Have you followed below format?

tenant_id = "tenant_id"

service_principal_id = f"client_id@{tenant_id}" # important to include your @fully qualified domain or tenant_id

service_principal_secret = "client_secret"

Ryan_OC · ‎01-29-2024

Same problem 😞

Flipper · ‎03-11-2024

Hi @Ryan_OC

Did you manage to get this working? I think I'm essentially doing the same thing as you (the DP-600 course) and now attempting to connect to my own instance.

As you can see from the above, I'm able to connect to the database and run the query without any error.

However, when I then change the query to select from a table in the DB, I get the following:

I'm basically trying to run the contents of a table into the lakehouse via a notbook - I can probably do this via a Gen2 pipleline and use my existing content gateway, but would be much better to run via notebook.

Thanks

Flipper · ‎03-11-2024

Ahhhh - for anyone who is interested, my issue was with the query - Fabric didn't like column 13 of my query (which was using a function to return a date), when I cast that to a varchar it was fine!

Ryan_OC · ‎03-11-2024

Good news! Glad it came right for you

v-gchenna-msft · ‎01-29-2024

Hi @Ryan_OC ,

Thanks for using Fabric Community,

As I understand you are trying to connect Azure SQL using pyspark in Fabric via Service Principle (tenant_id + client_id +client_secret)

Here are the steps you can follow inorder to connect:

Step 1: Create a Service Principle in Azure Active Directory (Microsoft Entra ID).
Step 2: Create your tenant_id, client_id and client_secret.
Step 3: Execute below queries in your Azure SQL Query Editor.

--DB
CREATE USER [v-gchennaSP] FROM EXTERNAL PROVIDER;
GO
 
ALTER ROLE db_owner ADD member [v-gchennaSP]
GO

Note: you should enter your App Registration name over here and also need to login using AAD account.

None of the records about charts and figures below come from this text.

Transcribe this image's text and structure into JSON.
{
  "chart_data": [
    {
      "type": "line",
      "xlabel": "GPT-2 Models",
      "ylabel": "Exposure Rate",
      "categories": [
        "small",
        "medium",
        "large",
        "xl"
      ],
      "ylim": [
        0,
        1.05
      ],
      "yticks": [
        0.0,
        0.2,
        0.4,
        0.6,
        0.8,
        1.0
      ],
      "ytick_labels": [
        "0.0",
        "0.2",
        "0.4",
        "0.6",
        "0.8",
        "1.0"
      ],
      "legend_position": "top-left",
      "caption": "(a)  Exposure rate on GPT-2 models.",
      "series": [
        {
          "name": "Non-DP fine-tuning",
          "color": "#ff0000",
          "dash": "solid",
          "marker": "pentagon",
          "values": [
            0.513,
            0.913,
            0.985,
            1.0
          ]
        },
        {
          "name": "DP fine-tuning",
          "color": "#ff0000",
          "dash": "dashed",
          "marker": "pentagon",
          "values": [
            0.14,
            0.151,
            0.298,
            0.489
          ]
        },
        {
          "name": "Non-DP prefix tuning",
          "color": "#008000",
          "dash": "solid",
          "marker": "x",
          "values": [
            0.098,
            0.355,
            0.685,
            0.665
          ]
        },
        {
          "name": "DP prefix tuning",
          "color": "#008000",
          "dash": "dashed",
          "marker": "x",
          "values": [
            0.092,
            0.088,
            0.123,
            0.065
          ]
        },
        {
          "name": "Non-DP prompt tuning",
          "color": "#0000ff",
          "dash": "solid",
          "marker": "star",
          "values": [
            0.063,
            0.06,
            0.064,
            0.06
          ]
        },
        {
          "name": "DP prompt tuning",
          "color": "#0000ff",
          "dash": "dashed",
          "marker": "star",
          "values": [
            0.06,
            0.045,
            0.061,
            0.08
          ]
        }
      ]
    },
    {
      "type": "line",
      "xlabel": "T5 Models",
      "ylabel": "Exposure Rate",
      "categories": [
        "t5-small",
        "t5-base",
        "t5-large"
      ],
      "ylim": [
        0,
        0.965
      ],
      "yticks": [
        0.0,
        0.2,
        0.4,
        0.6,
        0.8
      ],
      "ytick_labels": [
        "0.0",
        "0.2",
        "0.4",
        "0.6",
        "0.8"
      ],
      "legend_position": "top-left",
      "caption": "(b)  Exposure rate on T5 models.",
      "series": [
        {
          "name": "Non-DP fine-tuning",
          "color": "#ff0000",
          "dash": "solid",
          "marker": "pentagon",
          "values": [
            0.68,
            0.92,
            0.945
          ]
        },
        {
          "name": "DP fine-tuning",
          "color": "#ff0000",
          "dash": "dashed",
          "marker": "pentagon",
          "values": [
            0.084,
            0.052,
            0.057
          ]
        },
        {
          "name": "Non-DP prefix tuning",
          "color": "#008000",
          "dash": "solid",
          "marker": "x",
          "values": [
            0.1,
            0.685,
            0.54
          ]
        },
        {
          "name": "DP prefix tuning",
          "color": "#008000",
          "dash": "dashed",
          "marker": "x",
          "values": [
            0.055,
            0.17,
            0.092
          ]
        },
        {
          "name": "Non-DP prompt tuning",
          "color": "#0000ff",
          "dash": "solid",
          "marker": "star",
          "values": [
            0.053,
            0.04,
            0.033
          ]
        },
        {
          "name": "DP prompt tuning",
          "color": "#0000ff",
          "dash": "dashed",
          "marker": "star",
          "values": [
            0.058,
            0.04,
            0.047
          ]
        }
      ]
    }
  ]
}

Step 4: After executing successfully, try to check for an entry in this table using below query.

SELECT * FROM sys.database_principals
WHERE name = 'v-gchennaSP';

Step 5: Then use below code to connect

# Placeholders for Azure SQL Database connection info
server_name = "your_server_name.database.windows.net"
port_number = 1433  # Default port number for SQL Server
database_name = "your_database_name"
table_name = "YourTableName" # Database table
client_id = "YOUR_CLIENT_ID"  # Service principal client ID
client_secret = "YOUR_CLIENT_SECRET"  # Service principal client secret
tenant_id = "YOUR_TENANT_ID"  # Azure Active Directory tenant ID


# Build the Azure SQL Database JDBC URL with Service Principal (Active Directory Integrated)
jdbc_url = f"jdbc:sqlserver://{server_name}:{port_number};database={database_name};encrypt=true;trustServerCertificate=false;hostNameInCertificate=*.database.windows.net;loginTimeout=30;Authentication=ActiveDirectoryIntegrated"

# Properties for the JDBC connection
properties = {
    "user": client_id, 
    "password": client_secret,  
    "driver": "com.microsoft.sqlserver.jdbc.SQLServerDriver",
    "tenantId": tenant_id  
}

# Read entire table from Azure SQL Database using AAD Integrated authentication
sql_df = spark.read.jdbc(url=jdbc_url, table=table_name, properties=properties)

# Show the Azure SQL DataFrame
sql_df.show()

Hope this is helpful. Please feel free incase of further queries.